Maybe you missed my comment "Once you have the set of keys, you can sort
it using a Comparator that orders based on the associated count."?
> You need a collection of (word, frequency). When building the
> collection, you want it searchable by the word. When reporting, you
> need it sorted by frequency. One way is to sort the collection after
> the scan. Would that be worse then maintaining two collections during
> scan? I don't know...
A continuously sorted collection would be quite expensive to maintain,
especially considering the statistics stated in the base message: "The
list of source strings can be anywhere from 1 - 20000 strings having
anywhere from 1 - 500 unique terms. The average set will be roughly 300
strings with about 30 unique terms."
Maintaining sorted order requires adjustment of the structure for every
input, 300 times in the average case. A HashMap indexed by string has
one insert for each unique string, 30 times in the average case,
followed by a 30 element sort at the end.
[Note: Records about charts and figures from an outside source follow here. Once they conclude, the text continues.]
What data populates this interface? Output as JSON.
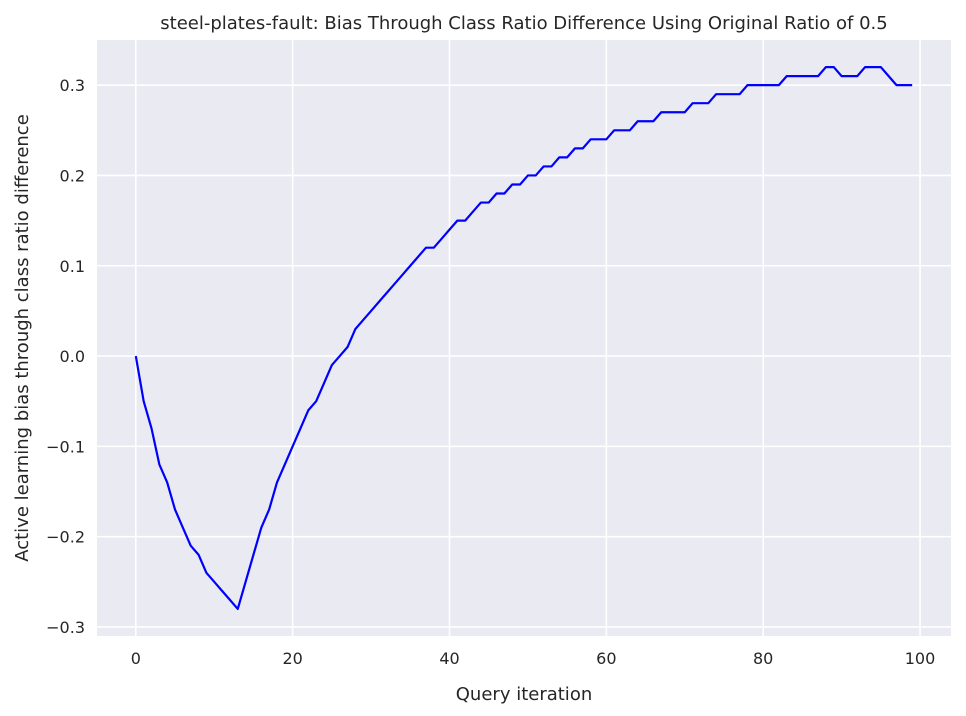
{
  "chart_data": {
    "type": "line",
    "title": "steel-plates-fault: Bias Through Class Ratio Difference Using Original Ratio of 0.5",
    "xlabel": "Query iteration",
    "ylabel": "Active learning bias through class ratio difference",
    "xlim": [
      -4.95,
      103.95
    ],
    "ylim": [
      -0.31,
      0.35
    ],
    "xticks": [
      0,
      20,
      40,
      60,
      80,
      100
    ],
    "yticks": [
      -0.3,
      -0.2,
      -0.1,
      0.0,
      0.1,
      0.2,
      0.3
    ],
    "xtick_labels": [
      "0",
      "20",
      "40",
      "60",
      "80",
      "100"
    ],
    "ytick_labels": [
      "−0.3",
      "−0.2",
      "−0.1",
      "0.0",
      "0.1",
      "0.2",
      "0.3"
    ],
    "grid": true,
    "background": "#eaeaf2",
    "grid_color": "#ffffff",
    "series": [
      {
        "color": "#0000ff",
        "x": [
          0,
          1,
          2,
          3,
          4,
          5,
          6,
          7,
          8,
          9,
          10,
          11,
          12,
          13,
          14,
          15,
          16,
          17,
          18,
          19,
          20,
          21,
          22,
          23,
          24,
          25,
          26,
          27,
          28,
          29,
          30,
          31,
          32,
          33,
          34,
          35,
          36,
          37,
          38,
          39,
          40,
          41,
          42,
          43,
          44,
          45,
          46,
          47,
          48,
          49,
          50,
          51,
          52,
          53,
          54,
          55,
          56,
          57,
          58,
          59,
          60,
          61,
          62,
          63,
          64,
          65,
          66,
          67,
          68,
          69,
          70,
          71,
          72,
          73,
          74,
          75,
          76,
          77,
          78,
          79,
          80,
          81,
          82,
          83,
          84,
          85,
          86,
          87,
          88,
          89,
          90,
          91,
          92,
          93,
          94,
          95,
          96,
          97,
          98,
          99
        ],
        "y": [
          0.0,
          -0.05,
          -0.08,
          -0.12,
          -0.14,
          -0.17,
          -0.19,
          -0.21,
          -0.22,
          -0.24,
          -0.25,
          -0.26,
          -0.27,
          -0.28,
          -0.25,
          -0.22,
          -0.19,
          -0.17,
          -0.14,
          -0.12,
          -0.1,
          -0.08,
          -0.06,
          -0.05,
          -0.03,
          -0.01,
          0.0,
          0.01,
          0.03,
          0.04,
          0.05,
          0.06,
          0.07,
          0.08,
          0.09,
          0.1,
          0.11,
          0.12,
          0.12,
          0.13,
          0.14,
          0.15,
          0.15,
          0.16,
          0.17,
          0.17,
          0.18,
          0.18,
          0.19,
          0.19,
          0.2,
          0.2,
          0.21,
          0.21,
          0.22,
          0.22,
          0.23,
          0.23,
          0.24,
          0.24,
          0.24,
          0.25,
          0.25,
          0.25,
          0.26,
          0.26,
          0.26,
          0.27,
          0.27,
          0.27,
          0.27,
          0.28,
          0.28,
          0.28,
          0.29,
          0.29,
          0.29,
          0.29,
          0.3,
          0.3,
          0.3,
          0.3,
          0.3,
          0.31,
          0.31,
          0.31,
          0.31,
          0.31,
          0.32,
          0.32,
          0.31,
          0.31,
          0.31,
          0.32,
          0.32,
          0.32,
          0.31,
          0.3,
          0.3,
          0.3
        ]
      }
    ]
  }
}
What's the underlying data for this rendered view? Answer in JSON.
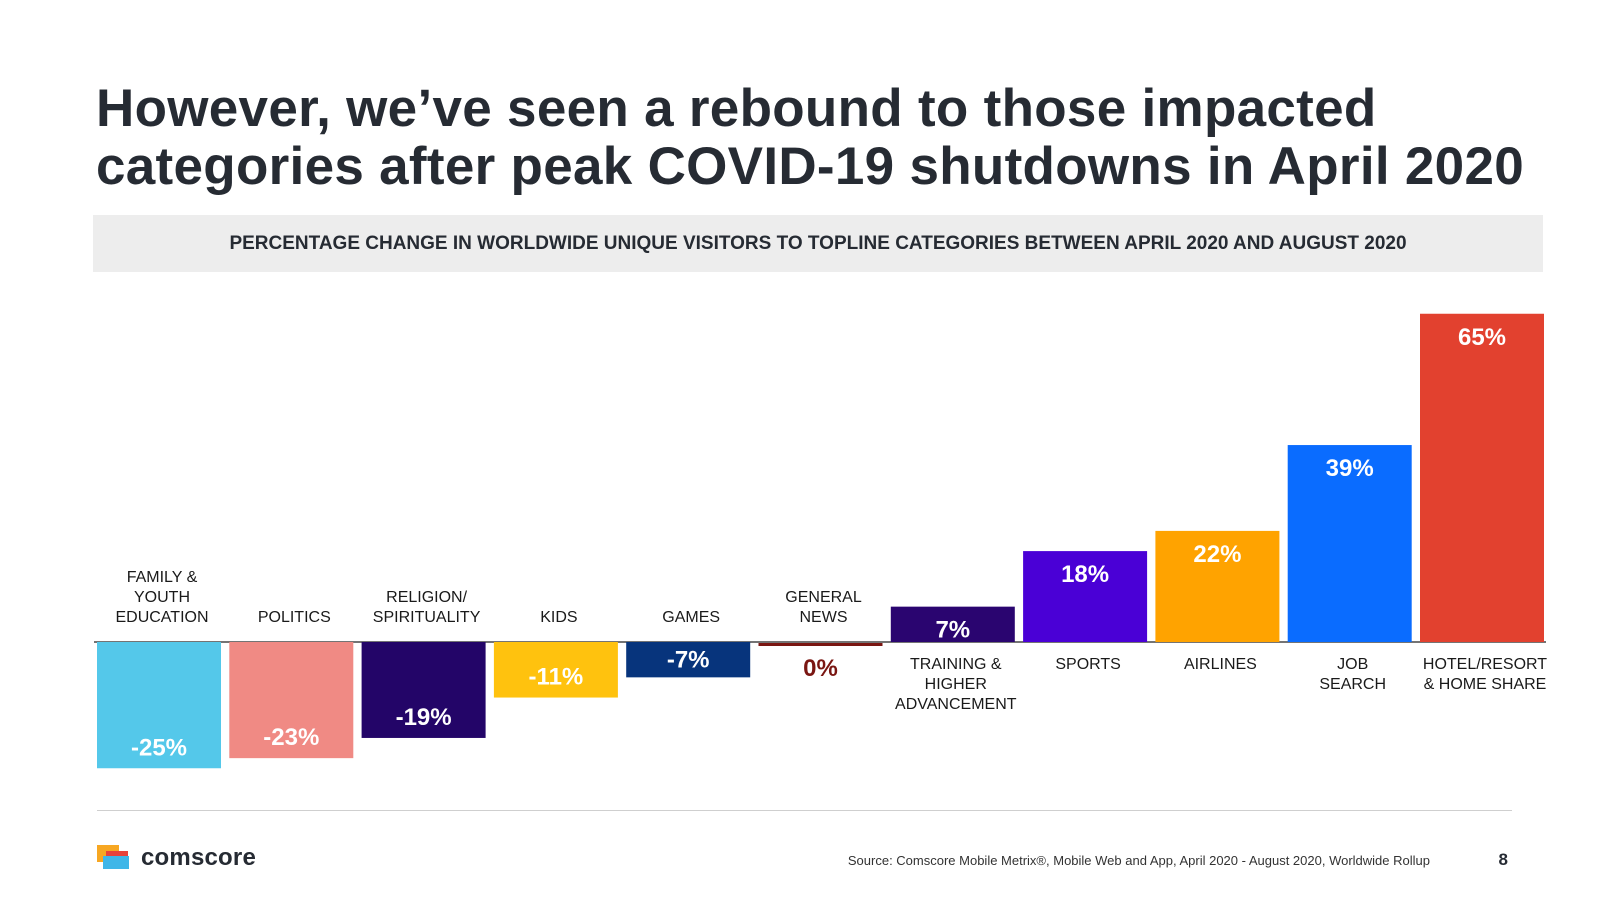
{
  "title": "However, we’ve seen a rebound to those impacted categories after peak COVID-19 shutdowns in April 2020",
  "subtitle": "PERCENTAGE CHANGE IN WORLDWIDE UNIQUE VISITORS TO TOPLINE CATEGORIES BETWEEN APRIL 2020 AND AUGUST 2020",
  "chart_data": {
    "type": "bar",
    "title": "PERCENTAGE CHANGE IN WORLDWIDE UNIQUE VISITORS TO TOPLINE CATEGORIES BETWEEN APRIL 2020 AND AUGUST 2020",
    "xlabel": "",
    "ylabel": "",
    "ylim": [
      -25,
      65
    ],
    "grid": false,
    "categories": [
      [
        "FAMILY &",
        "YOUTH",
        "EDUCATION"
      ],
      [
        "POLITICS"
      ],
      [
        "RELIGION/",
        "SPIRITUALITY"
      ],
      [
        "KIDS"
      ],
      [
        "GAMES"
      ],
      [
        "GENERAL",
        "NEWS"
      ],
      [
        "TRAINING &",
        "HIGHER",
        "ADVANCEMENT"
      ],
      [
        "SPORTS"
      ],
      [
        "AIRLINES"
      ],
      [
        "JOB",
        "SEARCH"
      ],
      [
        "HOTEL/RESORT",
        "& HOME SHARE"
      ]
    ],
    "values": [
      -25,
      -23,
      -19,
      -11,
      -7,
      0,
      7,
      18,
      22,
      39,
      65
    ],
    "value_labels": [
      "-25%",
      "-23%",
      "-19%",
      "-11%",
      "-7%",
      "0%",
      "7%",
      "18%",
      "22%",
      "39%",
      "65%"
    ],
    "colors": [
      "#54c8ea",
      "#f08a84",
      "#230568",
      "#ffc20e",
      "#07347c",
      "#7a1612",
      "#2a0570",
      "#4a00d6",
      "#ffa300",
      "#0a6cff",
      "#e2412f"
    ],
    "label_colors": [
      "#ffffff",
      "#ffffff",
      "#ffffff",
      "#ffffff",
      "#ffffff",
      "#7a1612",
      "#ffffff",
      "#ffffff",
      "#ffffff",
      "#ffffff",
      "#ffffff"
    ]
  },
  "footer": {
    "brand": "comscore",
    "source": "Source: Comscore Mobile Metrix®, Mobile Web and App, April 2020 - August 2020, Worldwide Rollup",
    "page_number": "8"
  }
}
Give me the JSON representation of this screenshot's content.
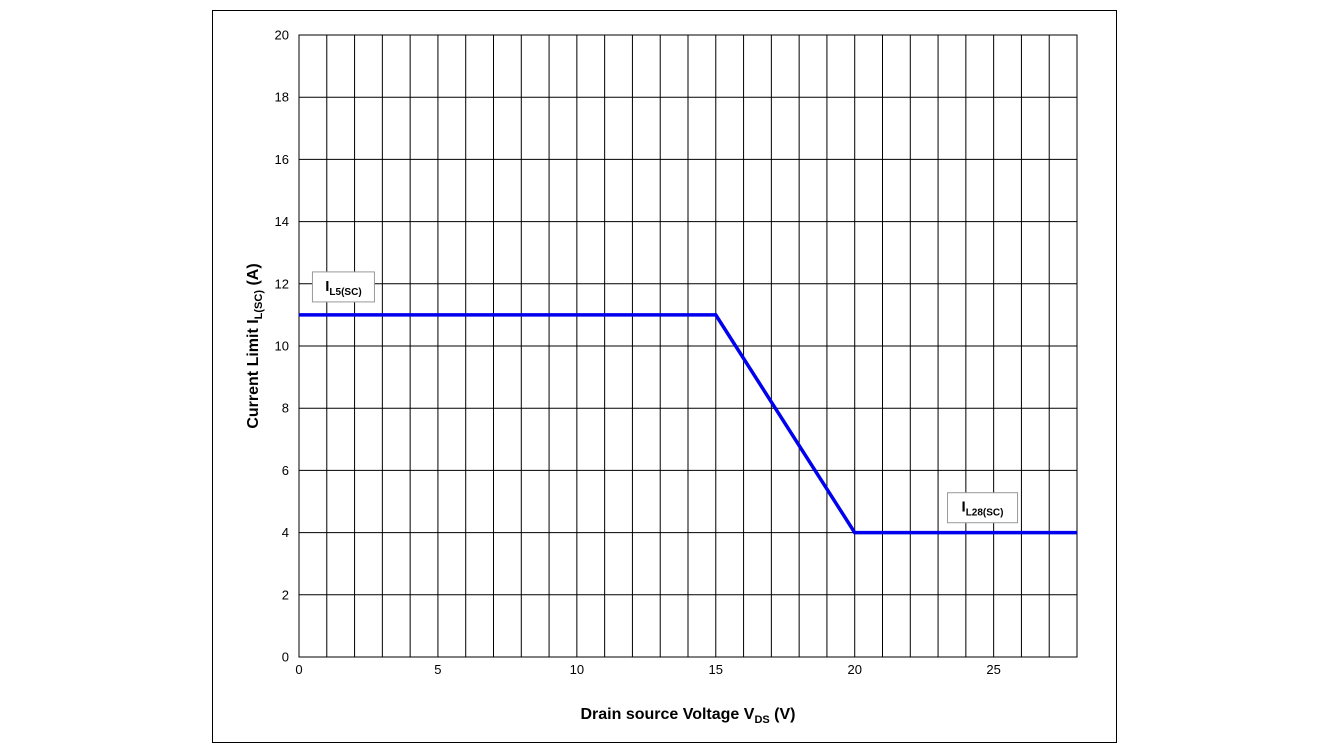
{
  "chart_data": {
    "type": "line",
    "xlabel": {
      "main": "Drain source Voltage V",
      "sub": "DS",
      "unit": " (V)"
    },
    "ylabel": {
      "main": "Current Limit I",
      "sub": "L(SC)",
      "unit": " (A)"
    },
    "xlim": [
      0,
      28
    ],
    "ylim": [
      0,
      20
    ],
    "x_ticks": [
      0,
      5,
      10,
      15,
      20,
      25
    ],
    "y_ticks": [
      0,
      2,
      4,
      6,
      8,
      10,
      12,
      14,
      16,
      18,
      20
    ],
    "grid": true,
    "x_minor_step": 1,
    "series": [
      {
        "color": "#0000ee",
        "x": [
          0,
          15,
          20,
          28
        ],
        "y": [
          11,
          11,
          4,
          4
        ]
      }
    ],
    "annotations": [
      {
        "main": "I",
        "sub": "L5(SC)",
        "x": 1.6,
        "y": 11.9
      },
      {
        "main": "I",
        "sub": "L28(SC)",
        "x": 24.6,
        "y": 4.8
      }
    ]
  }
}
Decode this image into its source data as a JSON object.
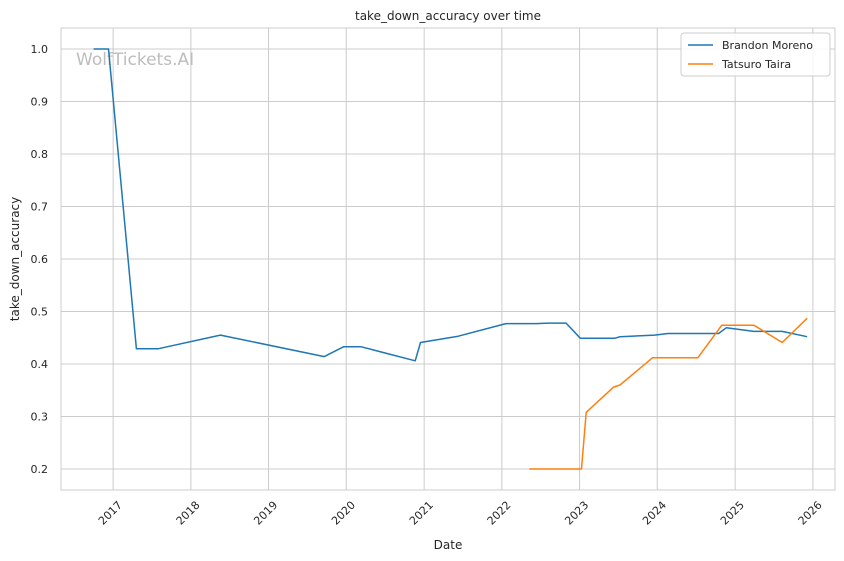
{
  "chart_data": {
    "type": "line",
    "title": "take_down_accuracy over time",
    "xlabel": "Date",
    "ylabel": "take_down_accuracy",
    "watermark": "WolfTickets.AI",
    "x_tick_labels": [
      "2017",
      "2018",
      "2019",
      "2020",
      "2021",
      "2022",
      "2023",
      "2024",
      "2025",
      "2026"
    ],
    "y_tick_labels": [
      "0.2",
      "0.3",
      "0.4",
      "0.5",
      "0.6",
      "0.7",
      "0.8",
      "0.9",
      "1.0"
    ],
    "y_ticks": [
      0.2,
      0.3,
      0.4,
      0.5,
      0.6,
      0.7,
      0.8,
      0.9,
      1.0
    ],
    "xlim": [
      "2016-05-01",
      "2026-04-15"
    ],
    "ylim": [
      0.16,
      1.04
    ],
    "grid": true,
    "legend_position": "top-right",
    "series": [
      {
        "name": "Brandon Moreno",
        "color": "#1f77b4",
        "points": [
          [
            "2016-10-01",
            1.0
          ],
          [
            "2016-12-10",
            1.0
          ],
          [
            "2017-04-20",
            0.429
          ],
          [
            "2017-07-30",
            0.429
          ],
          [
            "2018-05-20",
            0.455
          ],
          [
            "2019-09-20",
            0.414
          ],
          [
            "2019-12-20",
            0.433
          ],
          [
            "2020-03-10",
            0.433
          ],
          [
            "2020-11-20",
            0.406
          ],
          [
            "2020-12-15",
            0.441
          ],
          [
            "2021-06-10",
            0.453
          ],
          [
            "2022-01-20",
            0.477
          ],
          [
            "2022-06-10",
            0.477
          ],
          [
            "2022-08-10",
            0.478
          ],
          [
            "2022-10-30",
            0.478
          ],
          [
            "2023-01-05",
            0.449
          ],
          [
            "2023-06-15",
            0.449
          ],
          [
            "2023-07-10",
            0.452
          ],
          [
            "2023-12-20",
            0.455
          ],
          [
            "2024-02-20",
            0.458
          ],
          [
            "2024-10-15",
            0.458
          ],
          [
            "2024-11-20",
            0.469
          ],
          [
            "2025-03-30",
            0.462
          ],
          [
            "2025-08-10",
            0.462
          ],
          [
            "2025-12-05",
            0.452
          ]
        ]
      },
      {
        "name": "Tatsuro Taira",
        "color": "#ff7f0e",
        "points": [
          [
            "2022-05-10",
            0.2
          ],
          [
            "2022-11-10",
            0.2
          ],
          [
            "2023-01-10",
            0.2
          ],
          [
            "2023-02-01",
            0.308
          ],
          [
            "2023-06-10",
            0.356
          ],
          [
            "2023-07-10",
            0.36
          ],
          [
            "2023-12-10",
            0.412
          ],
          [
            "2024-07-10",
            0.412
          ],
          [
            "2024-10-30",
            0.474
          ],
          [
            "2025-03-30",
            0.474
          ],
          [
            "2025-08-10",
            0.441
          ],
          [
            "2025-12-05",
            0.487
          ]
        ]
      }
    ]
  }
}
The remaining 270 operations
do a HashMap get followed by an add.
The OP did say "I'd then like to sort this data so the items with the
higher counts come first in the list." which suggests to me that
solutions that first collect the data and then sort meet the requirements.
> If I remember right, the K&R C Programming Language book has a sample
> code for word frequency.
I don't think K&R gave enough attention to the java.util package to be a
really good guide to Java programming in this area. :-)
Patricia
Hemal Pandya - 23 Dec 2006 05:20 GMT
[...]
> Maybe you missed my comment "Once you have the set of keys, you can sort
> it using a Comparator that orders based on the associated count."?
Of course. I didn't think it likely that you would not have addressed
it. Perhaps I was thrown off because reading the above to mean to sort
the keys and I was stuck with the through that the collection of pairs
needs to be sorted.
Thank you for the explanation of performance issue.